Face à l’Homme, la Femme doit être appréhendée autrement. Sa dimension ontologique ne se situe probablement que dans le prolongement de celle de l’Homme et finalement, c’est elle qui se situe pleinement dans la culturalité existentielle. Existe-t-il une femme juive, stricto sensu ? Dans l’état actuel de nos réflexions, c’est une erreur que de faire passer la filiation juive par la voie matrilinéaire, la femme n’étant que porteuse (cf. infra). La Femme n’accèderait, ne se rattacherait, à la dimension ontologique que par procuration, c’est-à-dire à travers l’Homme. N’oublions pas que dans le champ ontologique, il n’y a pas de doubles emplois et il n’y a pas d’emplois identiques pour des populations distinctes. Il est quand même étonnant que dans un monde aussi technologique que le nôtre, on ne veuille pas comprendre que le bouton rouge n’est pas le bouton vert ! L’humanité n’est pas un jouet d’enfant qui n’est que l’apparence du réel et où les distinctions qui y figurent ne correspondent à rien parce que le jouet n’est pas censé marcher, fonctionner. Telles sont d’ailleurs les limites du mimétisme, on emprunte mais sans intention de rembourser, d’assumer.
Deux plans donc bien différents : l’existentiel et l’ontologique. Epistémologiquement, l’ontologique ne s’apparente à aucun discours exportable et transposable. Quand c’est le cas, c’est que l’on s’est polarisé sur une intersection entre les deux ensembles, en figeant un moment particulier de l’activité ontologique avec l’illusion de pouvoir se l’approprier en tant que telle. Adopter un moment particulier de l’activité juive pour s’imaginer que l’on devient ipso facto juif est chimérique et voué à la caducité à terme. Bien des erreurs sont dues au hasard, aux coïncidences liées à de telles intersections, ce qui conduit à des impasses, à des voies de garage.
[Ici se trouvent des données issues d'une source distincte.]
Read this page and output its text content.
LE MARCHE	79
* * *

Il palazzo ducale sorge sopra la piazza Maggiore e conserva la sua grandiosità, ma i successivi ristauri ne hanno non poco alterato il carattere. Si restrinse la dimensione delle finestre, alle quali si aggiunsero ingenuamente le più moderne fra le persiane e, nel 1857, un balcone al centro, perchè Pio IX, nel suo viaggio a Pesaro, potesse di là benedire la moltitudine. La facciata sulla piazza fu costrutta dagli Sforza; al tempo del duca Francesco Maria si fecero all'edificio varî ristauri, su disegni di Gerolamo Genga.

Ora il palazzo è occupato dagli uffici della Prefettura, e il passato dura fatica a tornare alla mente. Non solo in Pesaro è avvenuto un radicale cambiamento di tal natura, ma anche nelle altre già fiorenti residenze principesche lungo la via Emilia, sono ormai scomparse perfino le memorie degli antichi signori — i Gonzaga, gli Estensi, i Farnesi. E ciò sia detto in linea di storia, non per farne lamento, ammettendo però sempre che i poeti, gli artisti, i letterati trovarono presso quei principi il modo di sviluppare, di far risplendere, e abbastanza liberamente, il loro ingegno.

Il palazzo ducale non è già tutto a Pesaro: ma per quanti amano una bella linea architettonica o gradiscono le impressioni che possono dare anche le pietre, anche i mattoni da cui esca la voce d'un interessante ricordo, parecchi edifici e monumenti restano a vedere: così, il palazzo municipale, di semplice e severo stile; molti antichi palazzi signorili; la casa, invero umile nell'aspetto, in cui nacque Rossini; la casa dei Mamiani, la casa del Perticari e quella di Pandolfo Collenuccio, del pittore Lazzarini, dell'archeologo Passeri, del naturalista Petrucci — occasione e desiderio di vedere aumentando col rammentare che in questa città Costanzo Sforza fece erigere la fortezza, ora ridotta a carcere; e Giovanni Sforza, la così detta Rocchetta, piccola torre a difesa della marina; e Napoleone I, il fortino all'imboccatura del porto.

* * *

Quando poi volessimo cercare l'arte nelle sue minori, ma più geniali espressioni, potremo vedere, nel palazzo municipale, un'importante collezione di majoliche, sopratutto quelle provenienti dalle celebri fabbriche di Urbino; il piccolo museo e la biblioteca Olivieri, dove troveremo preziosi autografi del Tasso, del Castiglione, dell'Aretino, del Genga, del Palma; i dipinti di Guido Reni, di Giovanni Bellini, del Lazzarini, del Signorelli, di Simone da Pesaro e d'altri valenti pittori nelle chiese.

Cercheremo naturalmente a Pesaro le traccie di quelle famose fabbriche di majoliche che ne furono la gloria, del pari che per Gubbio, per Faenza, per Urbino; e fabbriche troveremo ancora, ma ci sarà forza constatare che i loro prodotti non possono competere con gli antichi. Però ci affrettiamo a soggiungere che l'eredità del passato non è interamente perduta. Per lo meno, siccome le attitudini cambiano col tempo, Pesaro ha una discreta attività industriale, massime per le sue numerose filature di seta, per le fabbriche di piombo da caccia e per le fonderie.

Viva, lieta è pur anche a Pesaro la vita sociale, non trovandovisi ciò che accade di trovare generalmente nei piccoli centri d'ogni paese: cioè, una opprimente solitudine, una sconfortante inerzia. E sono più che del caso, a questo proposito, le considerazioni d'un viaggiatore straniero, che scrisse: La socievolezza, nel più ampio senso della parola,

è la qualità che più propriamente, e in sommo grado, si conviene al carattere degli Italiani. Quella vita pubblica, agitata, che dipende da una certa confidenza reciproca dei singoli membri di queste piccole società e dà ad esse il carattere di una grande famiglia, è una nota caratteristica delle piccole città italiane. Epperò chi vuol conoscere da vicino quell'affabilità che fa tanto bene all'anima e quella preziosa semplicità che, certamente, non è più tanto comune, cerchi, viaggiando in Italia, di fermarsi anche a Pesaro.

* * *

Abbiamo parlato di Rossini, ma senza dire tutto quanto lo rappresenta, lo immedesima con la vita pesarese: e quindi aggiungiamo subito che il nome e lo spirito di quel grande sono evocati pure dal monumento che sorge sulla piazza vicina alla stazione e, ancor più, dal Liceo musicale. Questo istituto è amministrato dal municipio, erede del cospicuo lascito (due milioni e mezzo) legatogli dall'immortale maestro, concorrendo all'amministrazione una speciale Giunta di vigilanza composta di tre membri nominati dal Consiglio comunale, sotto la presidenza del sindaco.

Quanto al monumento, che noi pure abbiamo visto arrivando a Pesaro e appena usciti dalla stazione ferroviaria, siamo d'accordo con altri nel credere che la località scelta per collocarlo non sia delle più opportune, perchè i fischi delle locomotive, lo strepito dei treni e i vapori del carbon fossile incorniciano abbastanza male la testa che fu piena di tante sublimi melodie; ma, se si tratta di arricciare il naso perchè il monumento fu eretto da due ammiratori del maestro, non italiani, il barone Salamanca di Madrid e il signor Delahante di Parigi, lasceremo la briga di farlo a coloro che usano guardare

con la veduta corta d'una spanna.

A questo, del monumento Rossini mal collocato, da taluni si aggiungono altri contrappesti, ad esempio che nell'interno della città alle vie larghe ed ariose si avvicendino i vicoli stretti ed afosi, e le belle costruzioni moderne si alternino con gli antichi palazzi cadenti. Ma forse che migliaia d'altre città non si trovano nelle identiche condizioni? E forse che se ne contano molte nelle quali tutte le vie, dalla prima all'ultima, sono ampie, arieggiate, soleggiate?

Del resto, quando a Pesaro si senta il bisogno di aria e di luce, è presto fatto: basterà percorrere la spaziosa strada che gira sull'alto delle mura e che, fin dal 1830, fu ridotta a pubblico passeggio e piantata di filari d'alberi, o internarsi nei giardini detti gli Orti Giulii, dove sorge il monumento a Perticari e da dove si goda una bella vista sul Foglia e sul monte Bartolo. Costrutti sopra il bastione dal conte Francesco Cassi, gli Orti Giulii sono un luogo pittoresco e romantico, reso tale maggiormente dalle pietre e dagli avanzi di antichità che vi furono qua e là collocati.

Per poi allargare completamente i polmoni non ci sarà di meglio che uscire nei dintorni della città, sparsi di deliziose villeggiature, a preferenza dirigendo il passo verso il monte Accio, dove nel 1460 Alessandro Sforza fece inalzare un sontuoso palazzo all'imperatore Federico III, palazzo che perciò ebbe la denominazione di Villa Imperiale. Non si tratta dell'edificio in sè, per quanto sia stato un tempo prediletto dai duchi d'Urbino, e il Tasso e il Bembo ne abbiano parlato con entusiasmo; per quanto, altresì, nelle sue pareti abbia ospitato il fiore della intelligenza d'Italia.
La culturalité existentielle n’existe pas sans la culturalité ontologique, elle est la mort par rapport à la vie, elle est résiduelle, elle est la mémoire de ce qui à un moment a été transmis, a été conçu.
Revenons sur un certain nombre de distinguos : si la fonction ontologique juive est de mettre deux cultures existentielles en contact5, celle dont il est issu par une présence séculaire - on ne parle pas ici d’un mythe palestinien des origines mais à une présence historique diasporique - et celle qu’il va côtoyer, de par sa migration, en revanche, la fonction non juive est plus statique, elle est d’être constitutive de telle ou telle culture existentielle et non pas, comme la fonction juive projective. On pourrait certes débattre de l’oeuf et de la poule et arguer du fait que la fonction juive est fonction des cultures existentielles qu’elle met en contact.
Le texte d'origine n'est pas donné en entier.